The Struggle of “No” (By Matt Vince)

My wife and I have a 3-and-a-half-year-old daughter named Isabella. She is a joy and delight…most of the time. As of late, we have really come to understand the meaning of the term “threenager”, that her attitude is more like that of a defiant teenager than her usually cherub-like demeanor of an obedient toddler.
As a prime example, she has taken to boldly proclaiming that she will “Never do ________!” Fill in the blank with whatever action/activity/response mommy or daddy has told her she needs to stop because it’s disrespectful, dangerous, etc. This declaration is often accompanied by angry, dirty looks, screaming, crying, stomping her feet, even hitting and/or biting herself. All because she was told she couldn’t do what she wanted.
I was recently reading one of my favorite passages, Acts 16. It is the start of the church at Philippi. But it’s a difficult beginning by any measure. As is often his method, Paul wants to visit the local synagogue to preach about Christ, but there isn’t one, so he meets with some women outside of town who get together for prayer (v. 13).
After seeing a strong start to the ministry in a particularly prominent business women, Lydia, and her house becoming believers (v. 15), things seem to take a very sharp turn for the worse. Paul and Silas, after casting a demon out of a young girl (v. 16-18), are falsely accused of trying to incite civil disobedience (v. 21). As a result, they are attacked by an angry mob, arrested by the magistrates, who then have them beaten with rods (which was illegal, because they were Roman citizens), and they are to be put in prison (v. 23). But the jailor took it upon himself to go further by putting the men into the inner prison – the darkest, most and most disgusting part of the prison – and placing them in the stocks (v. 24), which was an extremely painful means of restraint back in their day.
And the real kicker in this horrible, dark turn of events?

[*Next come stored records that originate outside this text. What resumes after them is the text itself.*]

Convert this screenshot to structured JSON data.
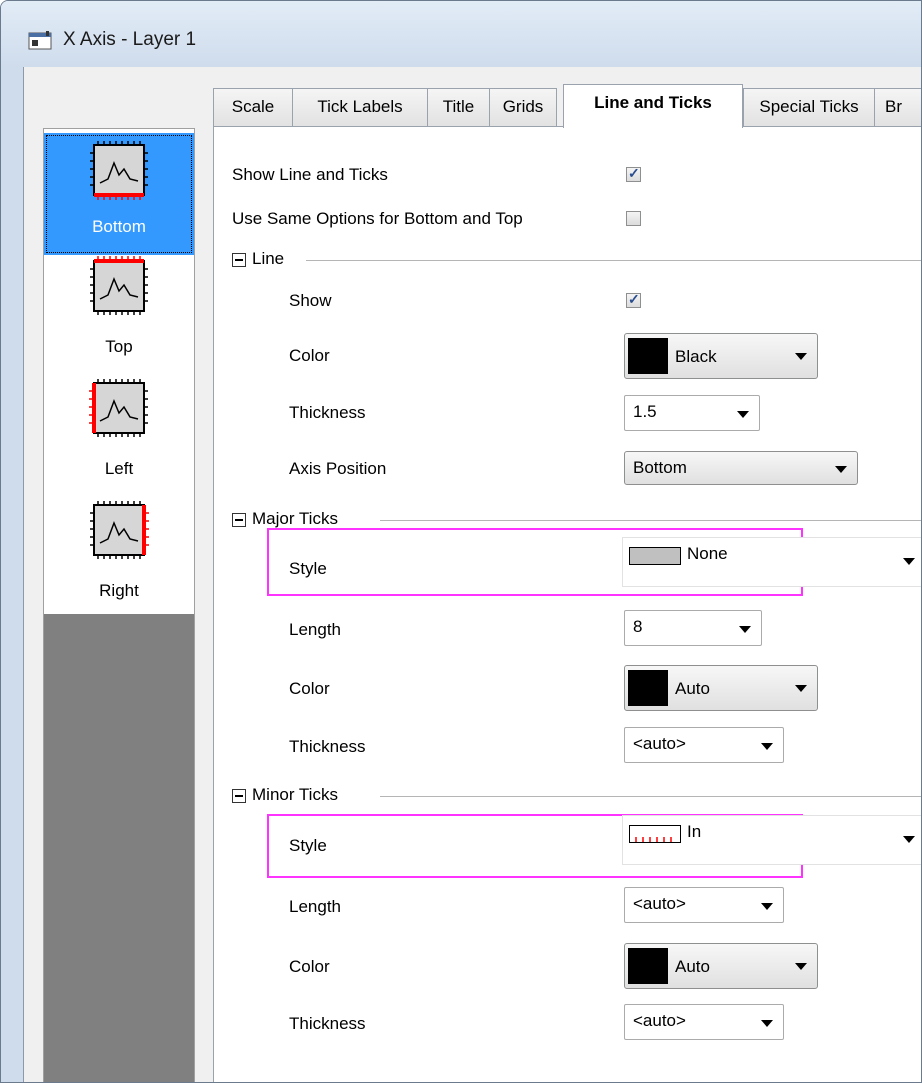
{
  "window": {
    "title": "X Axis - Layer 1"
  },
  "axis_list": [
    {
      "label": "Bottom",
      "selected": true
    },
    {
      "label": "Top",
      "selected": false
    },
    {
      "label": "Left",
      "selected": false
    },
    {
      "label": "Right",
      "selected": false
    }
  ],
  "tabs": [
    {
      "label": "Scale"
    },
    {
      "label": "Tick Labels"
    },
    {
      "label": "Title"
    },
    {
      "label": "Grids"
    },
    {
      "label": "Line and Ticks",
      "active": true
    },
    {
      "label": "Special Ticks"
    },
    {
      "label": "Br"
    }
  ],
  "options": {
    "show_line_and_ticks": {
      "label": "Show Line and Ticks",
      "checked": true
    },
    "same_options": {
      "label": "Use Same Options for Bottom and Top",
      "checked": false
    }
  },
  "line": {
    "group_title": "Line",
    "show_label": "Show",
    "show_checked": true,
    "color_label": "Color",
    "color_value": "Black",
    "color_hex": "#000000",
    "thickness_label": "Thickness",
    "thickness_value": "1.5",
    "axis_position_label": "Axis Position",
    "axis_position_value": "Bottom"
  },
  "major_ticks": {
    "group_title": "Major Ticks",
    "style_label": "Style",
    "style_value": "None",
    "length_label": "Length",
    "length_value": "8",
    "color_label": "Color",
    "color_value": "Auto",
    "color_hex": "#000000",
    "thickness_label": "Thickness",
    "thickness_value": "<auto>"
  },
  "minor_ticks": {
    "group_title": "Minor Ticks",
    "style_label": "Style",
    "style_value": "In",
    "length_label": "Length",
    "length_value": "<auto>",
    "color_label": "Color",
    "color_value": "Auto",
    "color_hex": "#000000",
    "thickness_label": "Thickness",
    "thickness_value": "<auto>"
  },
  "colors": {
    "selection": "#3399ff",
    "highlight": "#ff33ff",
    "tick_red": "#ff0000"
  }
}
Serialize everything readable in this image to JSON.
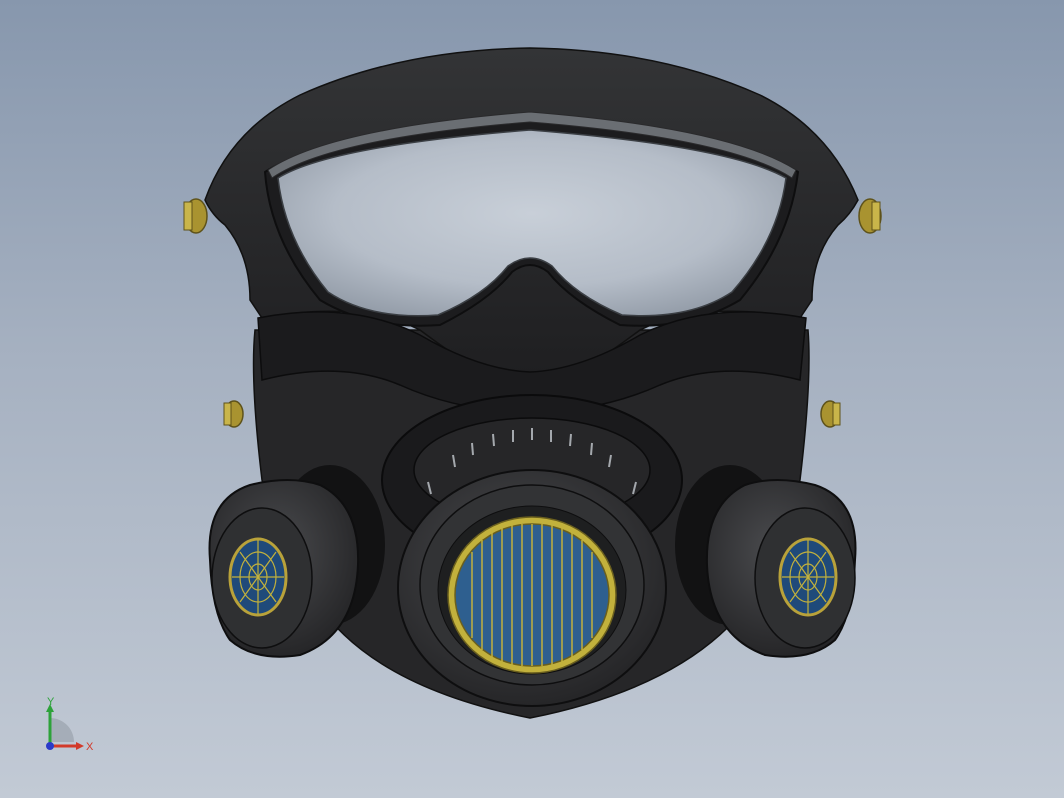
{
  "viewport": {
    "background_top": "#8797ad",
    "background_bottom": "#c2cad5"
  },
  "model": {
    "colors": {
      "rubber": "#2a2a2c",
      "rubber_dark": "#151516",
      "rubber_light": "#3a3b3d",
      "lens": "#c3cad3",
      "brass": "#b9a23a",
      "filter_blue": "#2e5f8f",
      "filter_ring": "#c2b13c"
    }
  },
  "triad": {
    "x_label": "X",
    "y_label": "Y",
    "x_color": "#d23a2a",
    "y_color": "#2da23a",
    "z_color": "#2a3ac9"
  }
}
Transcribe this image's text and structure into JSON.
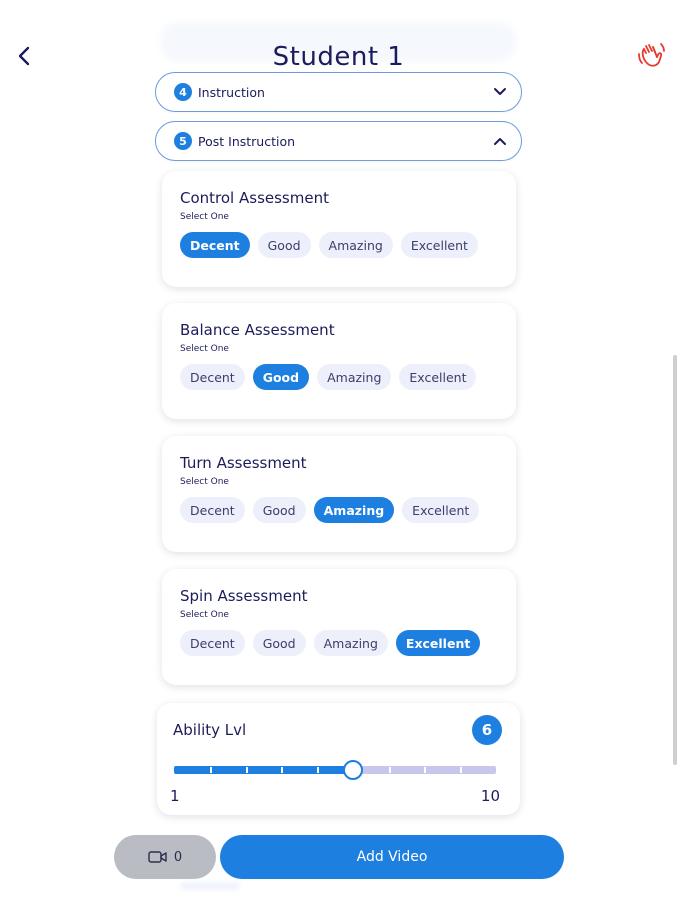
{
  "header": {
    "title": "Student 1"
  },
  "sections": [
    {
      "number": "4",
      "label": "Instruction",
      "expanded": false
    },
    {
      "number": "5",
      "label": "Post Instruction",
      "expanded": true
    }
  ],
  "assessments": [
    {
      "title": "Control Assessment",
      "subtitle": "Select One",
      "options": [
        "Decent",
        "Good",
        "Amazing",
        "Excellent"
      ],
      "selected": "Decent"
    },
    {
      "title": "Balance Assessment",
      "subtitle": "Select One",
      "options": [
        "Decent",
        "Good",
        "Amazing",
        "Excellent"
      ],
      "selected": "Good"
    },
    {
      "title": "Turn Assessment",
      "subtitle": "Select One",
      "options": [
        "Decent",
        "Good",
        "Amazing",
        "Excellent"
      ],
      "selected": "Amazing"
    },
    {
      "title": "Spin Assessment",
      "subtitle": "Select One",
      "options": [
        "Decent",
        "Good",
        "Amazing",
        "Excellent"
      ],
      "selected": "Excellent"
    }
  ],
  "ability": {
    "label": "Ability Lvl",
    "value": "6",
    "min": "1",
    "max": "10",
    "level": 6
  },
  "footer": {
    "video_count": "0",
    "add_video_label": "Add Video"
  },
  "colors": {
    "accent": "#1d7fe0",
    "text": "#1c1c5c",
    "chip_bg": "#edf0fa",
    "track_rest": "#c9c6ee",
    "wave_icon": "#e8382e"
  },
  "icons": {
    "back": "chevron-left-icon",
    "wave": "waving-hand-icon",
    "camera": "video-camera-icon"
  }
}
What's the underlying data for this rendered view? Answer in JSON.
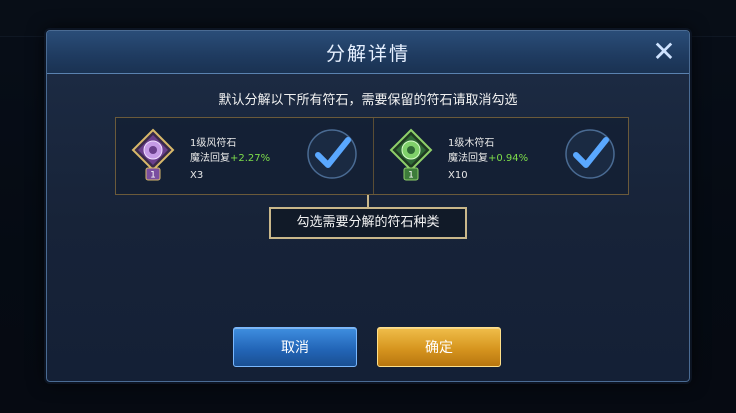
{
  "dialog": {
    "title": "分解详情",
    "close_icon": "close-icon",
    "subtitle": "默认分解以下所有符石，需要保留的符石请取消勾选"
  },
  "runes": [
    {
      "name": "1级风符石",
      "stat_label": "魔法回复",
      "stat_bonus": "+2.27%",
      "count": "X3",
      "level": "1",
      "icon": "wind-rune-icon",
      "checked": true,
      "accent": "#b06cd9"
    },
    {
      "name": "1级木符石",
      "stat_label": "魔法回复",
      "stat_bonus": "+0.94%",
      "count": "X10",
      "level": "1",
      "icon": "wood-rune-icon",
      "checked": true,
      "accent": "#5fbf4a"
    }
  ],
  "tooltip": "勾选需要分解的符石种类",
  "buttons": {
    "cancel": "取消",
    "confirm": "确定"
  },
  "colors": {
    "bonus_green": "#7ddc4a",
    "cancel_blue": "#2366b8",
    "confirm_gold": "#d6951f"
  }
}
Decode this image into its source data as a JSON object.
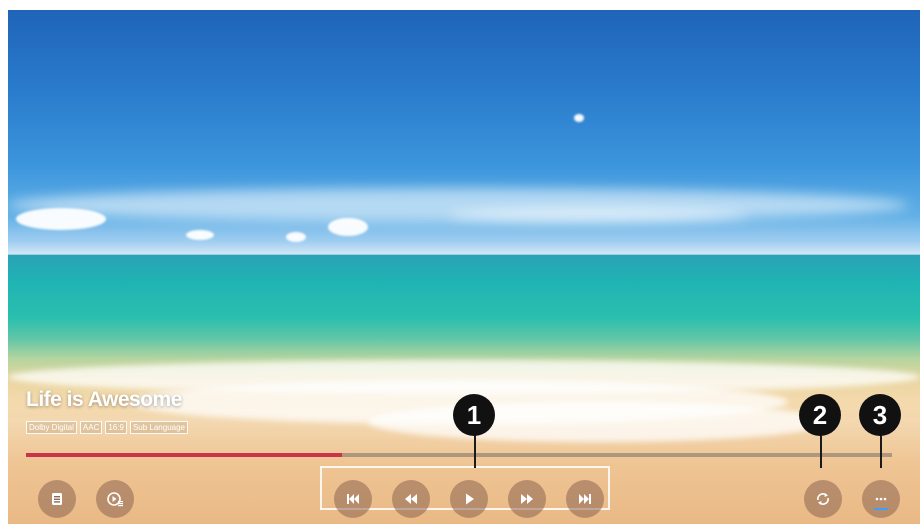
{
  "video": {
    "title": "Life is Awesome",
    "badges": [
      "Dolby Digital",
      "AAC",
      "16:9",
      "Sub Language"
    ],
    "progress": 0.365
  },
  "controls": {
    "left": [
      {
        "name": "playlist-button",
        "icon": "list-icon"
      },
      {
        "name": "playback-settings-button",
        "icon": "play-settings-icon"
      }
    ],
    "center": [
      {
        "name": "previous-button",
        "icon": "skip-previous-icon"
      },
      {
        "name": "rewind-button",
        "icon": "rewind-icon"
      },
      {
        "name": "play-button",
        "icon": "play-icon"
      },
      {
        "name": "fast-forward-button",
        "icon": "fast-forward-icon"
      },
      {
        "name": "next-button",
        "icon": "skip-next-icon"
      }
    ],
    "right": [
      {
        "name": "repeat-button",
        "icon": "repeat-icon"
      },
      {
        "name": "more-button",
        "icon": "more-icon"
      }
    ]
  },
  "callouts": [
    "1",
    "2",
    "3"
  ],
  "colors": {
    "progress": "#c8344a",
    "callout": "#111111",
    "accent": "#3aa0ff"
  }
}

Back in verses 6-10, Paul and Silas wanted to go into the unreached region of Asia, but God through the Holy Spirit said, “No”, and instead sent them to Macedonia and their present situation. Because of this, it makes perfect sense that they, in their dungeon, alone and in much pain, angrily cry out to God for His obvious bad judgement in not allowing them to go to Asia. They defiantly talk through all the “what if’s” and how things would have been so much better had they just gotten their way.
But that’s not what they did. Rather, they prayed and sang praises to God during their sleepless night. They prayed and sang praise songs! I don’t about you, but as much as I love singing, when I’m angry, hurt, or upset, those are not times I typically break out into song! But it’s this response to God’s saying “no” that really hits home for me. Thankfully, I’ve matured enough that I no longer stomp my feet and scream when I’m told “no”. Now I become angry, indignant, and often think things I shouldn’t when I’m told “no”.
So, we must examine how do we respond when we are told “no”. Sure, in some things it may not be that big of a deal, such as when an item we really wanted that was on a great sale is all out. We may be disappointed, but likely that’s all. But what about when we are passed over for that promotion, again? Or when that relationship that we were convinced was God’s will, ends? How about when we have pleaded with God to spare the life of a loved one with a terminal disease, and He doesn’t? Do we clench our teeth, shake our fist at the sky and curse God and His will, or do we pray and sing praise?